Ekspresi Alisa menegang karena terkejut; dia tiba-tiba menyadari bahwa adiknya telah menatapnya dengan aneh saat melepaskan jasnya, jadi dia menatap Maria dengan tajam seolah-olah lamunannya adalah kesalahan kakaknya, dan dia segera mulai berganti pakaian sebelum adiknya sempat mengatakan sepatah kata pun. Dia memastikan untuk melepaskan seragamnya dengan cepat tetapi hati-hati agar tidak bersuara. Dia melepaskan pita, melepaskan kemeja berkerahnya, dan meraih seragam sekolah barunya ketika—
“Ayo! Terbang lebih tinggi!”
Teriakan tiba-tiba itu mengejutkan Alisa, membuatnya melompat dan menjatuhkan seragam sekolah barunya ke lantai.
“…!”
Masachika langsung terbangun dengan panik saat mendengar lagu anime yang familiar yang telah ia setel sebagai alarmnya dan tanpa pikir panjang ia segera meraih sumber suara tersebut.
“Ack…! Ugh…,” erangnya, karena ia terlalu bersemangat saat mengulurkan tangan untuk meraih telepon, dan ia pun langsung meluncur dari sofa.
“Ah! Tidak!”
Jeritan tiba-tiba itu langsung menarik perhatiannya, mengundang pandangannya ke surga, karena di hadapannya berdiri dua saudara perempuan cantik yang tidak mengenakan apa pun kecuali kaus kaki dan pakaian dalam. Dada dan bokong Alisa yang besar dan berisi sama-sama bulat dan kencang. Dibandingkan dengan itu, pinggangnya ramping dan kencang. Maria, di sisi lainDi sisi lain, dia memiliki tubuh yang sangat dewasa dan feminin, yang tampaknya sama sekali tidak cocok dengan penampilannya yang masih muda. Sementara Alisa memiliki bentuk tubuh yang sempurna dan kencang, tubuh Maria yang menggairahkan tidak ada bandingannya, dan tubuh mereka berdua terlihat jelas. Bahkan pakaian dalam mereka—yang hampir tidak menutupi apa pun—tampaknya tidak lebih dari sekadar hiasan yang dikenakan untuk melengkapi tubuh telanjang mereka yang sangat indah.
“…??”
Masachika terdiam dengan mulut menganga, masih tidak dapat membedakan apakah ini mimpi atau kenyataan dalam keadaan setengah sadarnya. Rasanya seperti banjir data yang diunduh ke komputer yang baru saja di-boot ulang dan menyebabkannya macet.
“B-berhenti menatap!”
“K-Kuze? Kalau kamu terus menatap seperti itu, aku…”
Baru setelah mendengar kedua saudari yang tersipu itu berbicara, otak Masachika mulai berfungsi lagi. Meskipun demikian, dia masih belum bisa mencerna semua yang terjadi, jadi dia hanya tersenyum lebar dan mengacungkan jempol kepada mereka.

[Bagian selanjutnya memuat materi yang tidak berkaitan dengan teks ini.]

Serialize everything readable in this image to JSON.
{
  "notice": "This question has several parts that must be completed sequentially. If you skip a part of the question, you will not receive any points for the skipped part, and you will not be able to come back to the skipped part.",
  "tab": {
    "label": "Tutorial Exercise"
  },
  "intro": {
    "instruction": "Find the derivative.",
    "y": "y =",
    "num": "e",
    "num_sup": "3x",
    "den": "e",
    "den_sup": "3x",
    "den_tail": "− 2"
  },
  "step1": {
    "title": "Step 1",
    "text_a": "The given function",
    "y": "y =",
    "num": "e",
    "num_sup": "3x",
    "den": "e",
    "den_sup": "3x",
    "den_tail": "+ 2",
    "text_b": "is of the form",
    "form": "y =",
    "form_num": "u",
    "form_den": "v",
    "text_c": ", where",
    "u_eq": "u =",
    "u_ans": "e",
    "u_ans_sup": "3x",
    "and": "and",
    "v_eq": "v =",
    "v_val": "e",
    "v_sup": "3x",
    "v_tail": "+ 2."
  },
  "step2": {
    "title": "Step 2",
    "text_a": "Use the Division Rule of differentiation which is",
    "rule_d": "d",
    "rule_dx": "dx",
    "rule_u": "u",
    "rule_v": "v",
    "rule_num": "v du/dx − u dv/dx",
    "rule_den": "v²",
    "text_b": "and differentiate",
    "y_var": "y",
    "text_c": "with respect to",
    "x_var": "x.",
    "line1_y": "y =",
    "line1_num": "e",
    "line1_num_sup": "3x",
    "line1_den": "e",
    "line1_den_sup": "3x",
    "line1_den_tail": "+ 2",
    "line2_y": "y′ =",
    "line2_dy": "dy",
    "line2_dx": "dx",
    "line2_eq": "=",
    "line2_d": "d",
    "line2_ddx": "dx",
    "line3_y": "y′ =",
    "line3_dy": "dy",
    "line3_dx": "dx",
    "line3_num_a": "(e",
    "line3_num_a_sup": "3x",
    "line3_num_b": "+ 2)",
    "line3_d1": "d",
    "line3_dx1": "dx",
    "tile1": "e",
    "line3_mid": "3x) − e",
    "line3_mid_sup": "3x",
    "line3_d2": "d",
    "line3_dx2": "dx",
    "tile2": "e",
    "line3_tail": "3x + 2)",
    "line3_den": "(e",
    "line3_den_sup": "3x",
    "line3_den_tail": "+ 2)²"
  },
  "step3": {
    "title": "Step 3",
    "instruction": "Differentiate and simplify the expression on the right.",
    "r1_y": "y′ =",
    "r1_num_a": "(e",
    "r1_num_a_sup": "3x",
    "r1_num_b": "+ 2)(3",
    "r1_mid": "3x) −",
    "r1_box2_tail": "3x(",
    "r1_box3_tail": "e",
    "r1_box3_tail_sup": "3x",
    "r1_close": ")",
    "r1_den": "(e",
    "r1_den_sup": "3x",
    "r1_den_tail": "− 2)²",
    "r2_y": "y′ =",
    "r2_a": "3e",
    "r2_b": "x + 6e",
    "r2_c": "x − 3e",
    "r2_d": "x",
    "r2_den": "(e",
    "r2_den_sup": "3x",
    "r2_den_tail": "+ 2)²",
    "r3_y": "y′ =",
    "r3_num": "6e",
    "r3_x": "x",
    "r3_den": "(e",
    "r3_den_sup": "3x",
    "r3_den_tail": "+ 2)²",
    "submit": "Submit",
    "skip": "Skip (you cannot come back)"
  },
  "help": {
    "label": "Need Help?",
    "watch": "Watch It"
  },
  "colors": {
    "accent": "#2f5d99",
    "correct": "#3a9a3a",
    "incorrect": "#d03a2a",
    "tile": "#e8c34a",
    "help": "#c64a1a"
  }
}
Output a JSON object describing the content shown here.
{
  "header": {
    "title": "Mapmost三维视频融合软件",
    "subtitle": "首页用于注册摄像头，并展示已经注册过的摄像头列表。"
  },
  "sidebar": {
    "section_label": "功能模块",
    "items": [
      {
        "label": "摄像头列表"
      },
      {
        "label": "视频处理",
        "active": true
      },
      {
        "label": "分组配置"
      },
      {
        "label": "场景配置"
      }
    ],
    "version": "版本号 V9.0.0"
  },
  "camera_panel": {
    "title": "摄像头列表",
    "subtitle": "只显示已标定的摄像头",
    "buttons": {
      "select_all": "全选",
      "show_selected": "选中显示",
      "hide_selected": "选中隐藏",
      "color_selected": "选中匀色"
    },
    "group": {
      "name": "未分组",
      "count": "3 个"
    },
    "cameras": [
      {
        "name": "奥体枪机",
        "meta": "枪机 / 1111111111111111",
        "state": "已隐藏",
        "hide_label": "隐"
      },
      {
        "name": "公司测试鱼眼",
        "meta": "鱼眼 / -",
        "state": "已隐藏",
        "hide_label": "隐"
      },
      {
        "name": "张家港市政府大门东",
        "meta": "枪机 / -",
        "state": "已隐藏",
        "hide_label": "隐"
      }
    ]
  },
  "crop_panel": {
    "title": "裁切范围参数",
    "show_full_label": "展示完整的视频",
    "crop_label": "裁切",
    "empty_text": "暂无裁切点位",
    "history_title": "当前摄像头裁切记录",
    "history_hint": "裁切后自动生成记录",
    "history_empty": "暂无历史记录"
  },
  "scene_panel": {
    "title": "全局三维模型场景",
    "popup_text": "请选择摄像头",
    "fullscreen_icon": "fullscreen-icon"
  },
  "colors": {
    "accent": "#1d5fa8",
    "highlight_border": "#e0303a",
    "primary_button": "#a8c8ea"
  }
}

“Jangan khawatir! Ini tidak ada bedanya dengan melihat kalian berdua mengenakan baju renang!”
Namun, caranya untuk membuat mereka merasa lebih baik tampaknya tidak berhasil. Alis Alisa berkerut saat dia meraih kemeja berkerahnya, yang tergantung di atas kursi, dan melemparkannya sekuat tenaga ke Masachika tanpa memberinya waktu untuk menghindar. Benturan lembut itu diikuti oleh kegelapan, tetapi dia masih bisa merasakan kehangatan Alisa. Bau kulit dan keringat seorang gadis menggelitik hidungnya, membebani pikirannya dengan begitu banyak pikiran yang berbeda hingga otaknya bermasalah, mengakibatkan dia bersikap tidak jujur.
“Ah, baunya enak sekali.”
Seketika, ada hal lain yang menghantam tepat di wajahnya, memaksa kesadarannya untuk mati lagi.